Amid calls to do something about the rising COVID-19 cases and hospitalizations, Mayor Muriel Bowser’s administration imposed new restrictions on restaurants, museums, and libraries that take effect Wednesday night. The restrictions last three weeks.
City Paper broke the news Friday morning that Bowser was going to close indoor dining. “From a public health perspective, it is absolutely the right decision,” says Grand Duchess bar manager Sam Ward, in reaction to the news. “For keeping people alive, it’s the right decision. But it’s unconscionable that it could happen without additional support from the city. It’s hard not to feel forsaken to a degree.”
Later that Friday, at 10 p.m., Bowser announced a new mayoral order that calls for a “holiday pause.” “Taken together, legal restrictions, self-limitation of activity, and the vaccine’s employment can prevent disease, save lives, and prevent a crisis at our hospitals,” the order says. The order restricts the following activities between 10 p.m. on Wednesday, Dec. 23 and 5 a.m. on Friday, Jan. 15:
- Restaurants can only offer outdoor dining, along with carry out and delivery services.
- Museums are closed.
- Libraries can only offer curbside pickup services.
- Circulator route on the National Mall is suspended.
- Departments of Parks and Recreation can only operate under reservations for swim and fitness.
- Non-essential businesses are required to telework, except if staff is needed to support minimal operations.

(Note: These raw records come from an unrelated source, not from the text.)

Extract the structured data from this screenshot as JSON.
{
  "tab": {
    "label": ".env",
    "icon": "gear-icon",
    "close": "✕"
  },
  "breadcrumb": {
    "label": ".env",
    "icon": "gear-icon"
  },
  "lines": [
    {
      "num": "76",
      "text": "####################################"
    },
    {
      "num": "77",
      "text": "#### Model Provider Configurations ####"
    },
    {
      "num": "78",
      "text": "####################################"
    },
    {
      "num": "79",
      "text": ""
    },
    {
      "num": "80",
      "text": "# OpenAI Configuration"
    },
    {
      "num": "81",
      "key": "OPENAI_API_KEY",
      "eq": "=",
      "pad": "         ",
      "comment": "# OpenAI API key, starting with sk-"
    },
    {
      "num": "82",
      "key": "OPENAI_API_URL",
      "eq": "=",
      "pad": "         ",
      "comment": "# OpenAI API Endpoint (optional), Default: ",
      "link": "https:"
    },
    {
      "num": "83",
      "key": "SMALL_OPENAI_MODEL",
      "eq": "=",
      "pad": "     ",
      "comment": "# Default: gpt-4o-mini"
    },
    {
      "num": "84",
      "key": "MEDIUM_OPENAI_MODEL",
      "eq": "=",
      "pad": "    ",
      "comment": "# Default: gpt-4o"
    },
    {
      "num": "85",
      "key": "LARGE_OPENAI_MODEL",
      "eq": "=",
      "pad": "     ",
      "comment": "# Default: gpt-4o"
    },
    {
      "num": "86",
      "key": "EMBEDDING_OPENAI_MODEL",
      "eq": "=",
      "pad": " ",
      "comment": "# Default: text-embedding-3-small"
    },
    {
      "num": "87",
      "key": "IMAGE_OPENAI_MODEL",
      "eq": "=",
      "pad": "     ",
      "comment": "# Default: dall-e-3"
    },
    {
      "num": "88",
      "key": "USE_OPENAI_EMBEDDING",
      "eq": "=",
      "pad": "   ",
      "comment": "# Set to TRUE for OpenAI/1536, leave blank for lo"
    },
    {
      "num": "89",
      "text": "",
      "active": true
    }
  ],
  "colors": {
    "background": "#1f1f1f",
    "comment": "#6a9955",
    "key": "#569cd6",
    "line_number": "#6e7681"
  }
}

The new order also repeals an occupancy limit on food sellers like grocery stores. In a mayoral order issued last Wednesday, food sellers were capped at 25 percent capacity or 250 people. The order attempted to resolve a lawsuit from the Roman Catholic Archdiocese of Washington, which sued the District over an occupancy limit on houses of worship. “Stores must make plans that provide for safe social distancing between persons and limit occupancy to the extent necessary for safety,” the latest order says.
During a Monday press conference, Bowser said she does not expect to extend restrictions past Jan. 15. “We know and the health department tells us that three weeks is a good intervention interval,” said Bowser.